3) la City de Londres organisée en 3 cercles concentriques : les dépendances de la Couronne (Jersey, Guernesey et l’île de Man), les quatorze territoires britanniques d’outre-mer (les îles Caïmans, les Bermudes, Gibraltar…) et des États entretenant des relations étroites avec l’ancien colonisateur : Hong Kong, Singapour, Dubaï…). Ces centres offshore combinent le secret bancaire et la non-imposition.

La capitale britannique est constituée de deux villes. La première est un vaste centre urbain de plusieurs millions d’habitants dirigé par un maire disposant de peu de pouvoirs. La deuxième est un espace de 3,16 km², appelé « City of London Corporation » ou « Square Mile », subdivisé en 25 quartiers appelés « wards » dont seuls quatre sont réellement habités, tandis que les autres regroupent les bureaux. Dirigée par un Lord-maire, véritable ambassadeur de tous les services financiers, la City est dotée d’un gouvernement (le « Guildhall »). Outre les 9.000 résidents de la City à voter, les représentants d’entreprises (23.000 personnes) ont aussi le droit de vote. Ainsi, Goldman Sachs, la banque Narodny de Moscou ou encore la Bank of China participent à la vie « démocratique » de la City. Ajoutons que des citoyens d’honneur anglais et étrangers appartiennent à ce corps électoral très particulier. Nous pouvons relever les noms de George Bush, Jr. et de Vladimir Poutine. La famille mondialiste est très variée.
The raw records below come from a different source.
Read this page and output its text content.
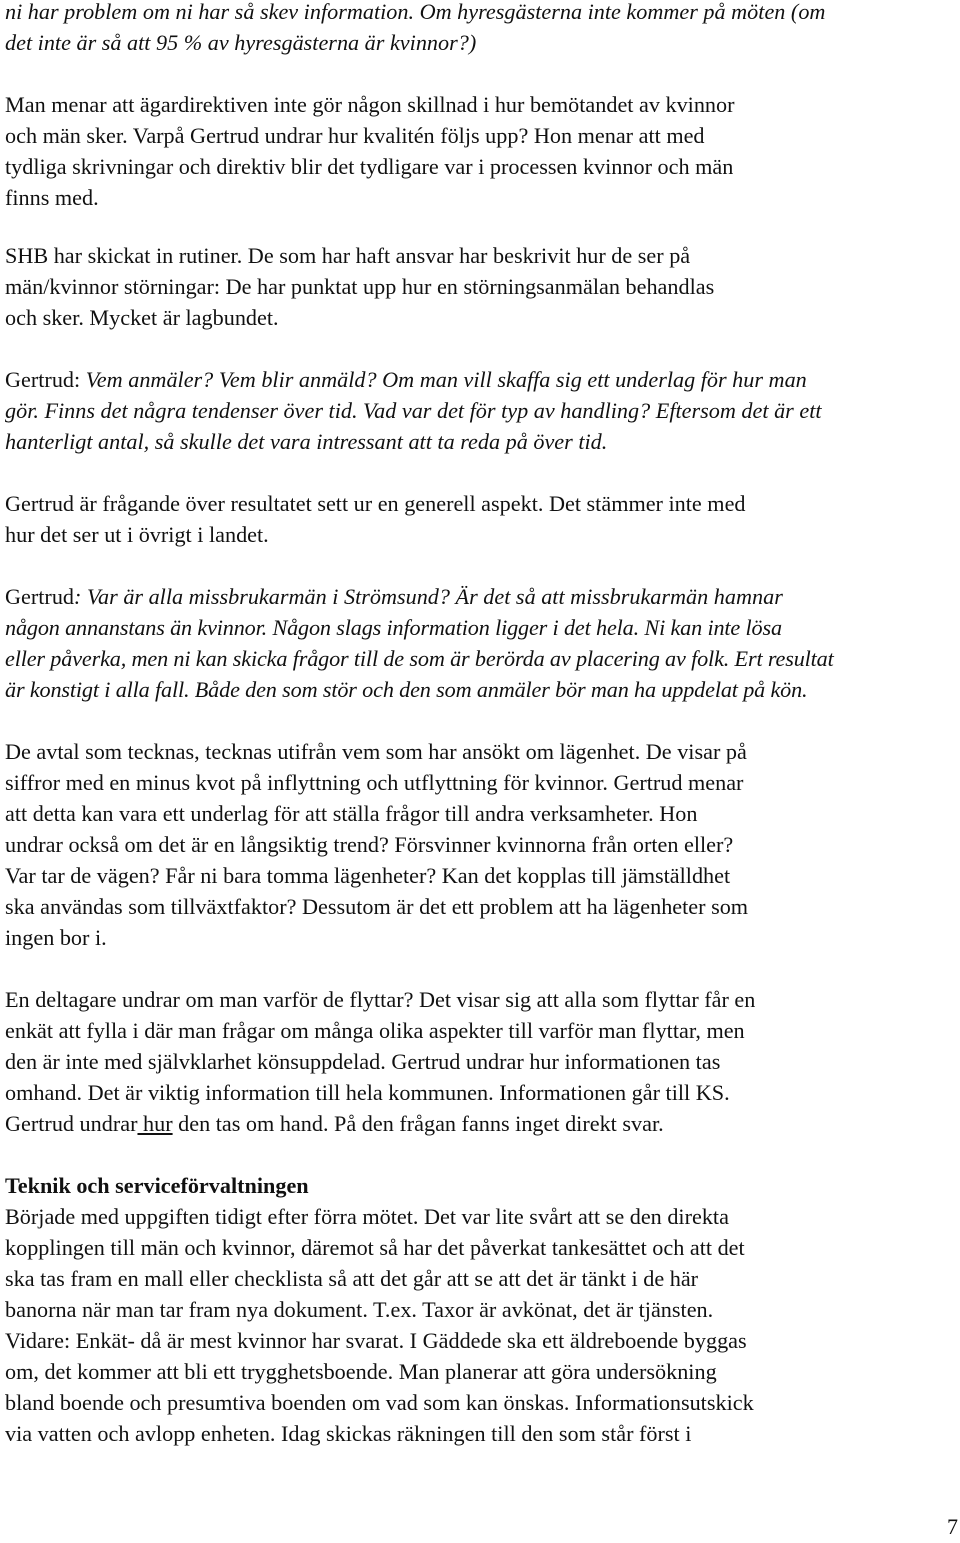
ni har problem om ni har så skev information. Om hyresgästerna inte kommer på möten (om
det inte är så att 95 % av hyresgästerna är kvinnor?)
Man menar att ägardirektiven inte gör någon skillnad i hur bemötandet av kvinnor
och män sker. Varpå Gertrud undrar hur kvalitén följs upp? Hon menar att med
tydliga skrivningar och direktiv blir det tydligare var i processen kvinnor och män
finns med.
SHB har skickat in rutiner. De som har haft ansvar har beskrivit hur de ser på
män/kvinnor störningar: De har punktat upp hur en störningsanmälan behandlas
och sker. Mycket är lagbundet.
Gertrud: Vem anmäler? Vem blir anmäld? Om man vill skaffa sig ett underlag för hur man
gör. Finns det några tendenser över tid. Vad var det för typ av handling? Eftersom det är ett
hanterligt antal, så skulle det vara intressant att ta reda på över tid.
Gertrud är frågande över resultatet sett ur en generell aspekt. Det stämmer inte med
hur det ser ut i övrigt i landet.
Gertrud: Var är alla missbrukarmän i Strömsund? Är det så att missbrukarmän hamnar
någon annanstans än kvinnor. Någon slags information ligger i det hela. Ni kan inte lösa
eller påverka, men ni kan skicka frågor till de som är berörda av placering av folk. Ert resultat
är konstigt i alla fall. Både den som stör och den som anmäler bör man ha uppdelat på kön.
De avtal som tecknas, tecknas utifrån vem som har ansökt om lägenhet. De visar på
siffror med en minus kvot på inflyttning och utflyttning för kvinnor. Gertrud menar
att detta kan vara ett underlag för att ställa frågor till andra verksamheter. Hon
undrar också om det är en långsiktig trend? Försvinner kvinnorna från orten eller?
Var tar de vägen? Får ni bara tomma lägenheter? Kan det kopplas till jämställdhet
ska användas som tillväxtfaktor? Dessutom är det ett problem att ha lägenheter som
ingen bor i.
En deltagare undrar om man varför de flyttar? Det visar sig att alla som flyttar får en
enkät att fylla i där man frågar om många olika aspekter till varför man flyttar, men
den är inte med självklarhet könsuppdelad. Gertrud undrar hur informationen tas
omhand. Det är viktig information till hela kommunen. Informationen går till KS.
Gertrud undrar hur den tas om hand. På den frågan fanns inget direkt svar.
Teknik och serviceförvaltningen
Började med uppgiften tidigt efter förra mötet. Det var lite svårt att se den direkta
kopplingen till män och kvinnor, däremot så har det påverkat tankesättet och att det
ska tas fram en mall eller checklista så att det går att se att det är tänkt i de här
banorna när man tar fram nya dokument. T.ex. Taxor är avkönat, det är tjänsten.
Vidare: Enkät- då är mest kvinnor har svarat. I Gäddede ska ett äldreboende byggas
om, det kommer att bli ett trygghetsboende. Man planerar att göra undersökning
bland boende och presumtiva boenden om vad som kan önskas. Informationsutskick
via vatten och avlopp enheten. Idag skickas räkningen till den som står först i
7
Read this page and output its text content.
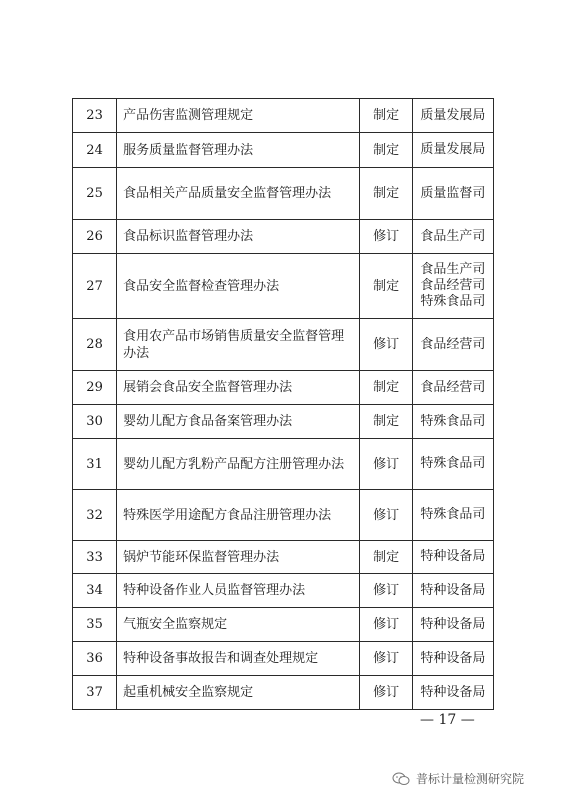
23	产品伤害监测管理规定	制定	质量发展局

24	服务质量监督管理办法	制定	质量发展局

25	食品相关产品质量安全监督管理办法	制定	质量监督司

26	食品标识监督管理办法	修订	食品生产司

27	食品安全监督检查管理办法	制定	食品生产司
食品经营司
特殊食品司

28	食用农产品市场销售质量安全监督管理办法	修订	食品经营司

29	展销会食品安全监督管理办法	制定	食品经营司

30	婴幼儿配方食品备案管理办法	制定	特殊食品司

31	婴幼儿配方乳粉产品配方注册管理办法	修订	特殊食品司

32	特殊医学用途配方食品注册管理办法	修订	特殊食品司

33	锅炉节能环保监督管理办法	制定	特种设备局

34	特种设备作业人员监督管理办法	修订	特种设备局

35	气瓶安全监察规定	修订	特种设备局

36	特种设备事故报告和调查处理规定	修订	特种设备局

37	起重机械安全监察规定	修订	特种设备局
— 17 —
普标计量检测研究院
La City est un véritable État dans l’État disposant d’un pouvoir total sans avoir de compte à rendre au Parlement de Westminster. Cette politique est rendue possible entre autres grâce au rôle du remembrancer (« remémoreur »), véritable lobbyiste et non-élu, qui est un relais entre la City de Londres et le Parlement anglais. Il est chargé de vérifier que les représentants du gouvernement ainsi que les différents ministères n’élaborent pas de mesures pouvant contrer la toute-puissance et l’indépendance de la City. Il est vrai que celle-ci concentre des intérêts jalousement gardés. Sur ce petit territoire, on trouve près de 550 banques, la moitié des assureurs de la planète — plus que ceux de New York, Paris et Francfort réunis — un volume d’affaires journalier cinq fois supérieur au PNB anglais, la moitié des entrées en bourse dans le monde et près de 80 % des hedge funds (fonds spéculatifs) européens. Comme l’a résumé joliment le député anglais Tony Benn, la City « est une île offshore amarrée sur la Tamise ».

Sachant que la quasi-totalité des investissements internationaux se fait via les centres offshore, en profitant au passage d’avantages fiscaux et de contraintes juridiques bien allégées, les multinationales s’en donnent à cœur joie. Pareille à une araignée au milieu de sa toile, la City de Londres régente tous ces flux financiers. La dérégulation des marchés qui s’est accélérée à partir des années 1980 a conduit à des volumes financiers colossaux transitant dans les paradis fiscaux. Selon l’économiste John Christensen, ils sont évalués à plus de 20.000 milliards de dollars (3). Une telle situation montre clairement que les politiques n’ont plus le pouvoir et que la finance a en main des atouts majeurs pour imposer un monde se rapprochant de l’idéal orwellien.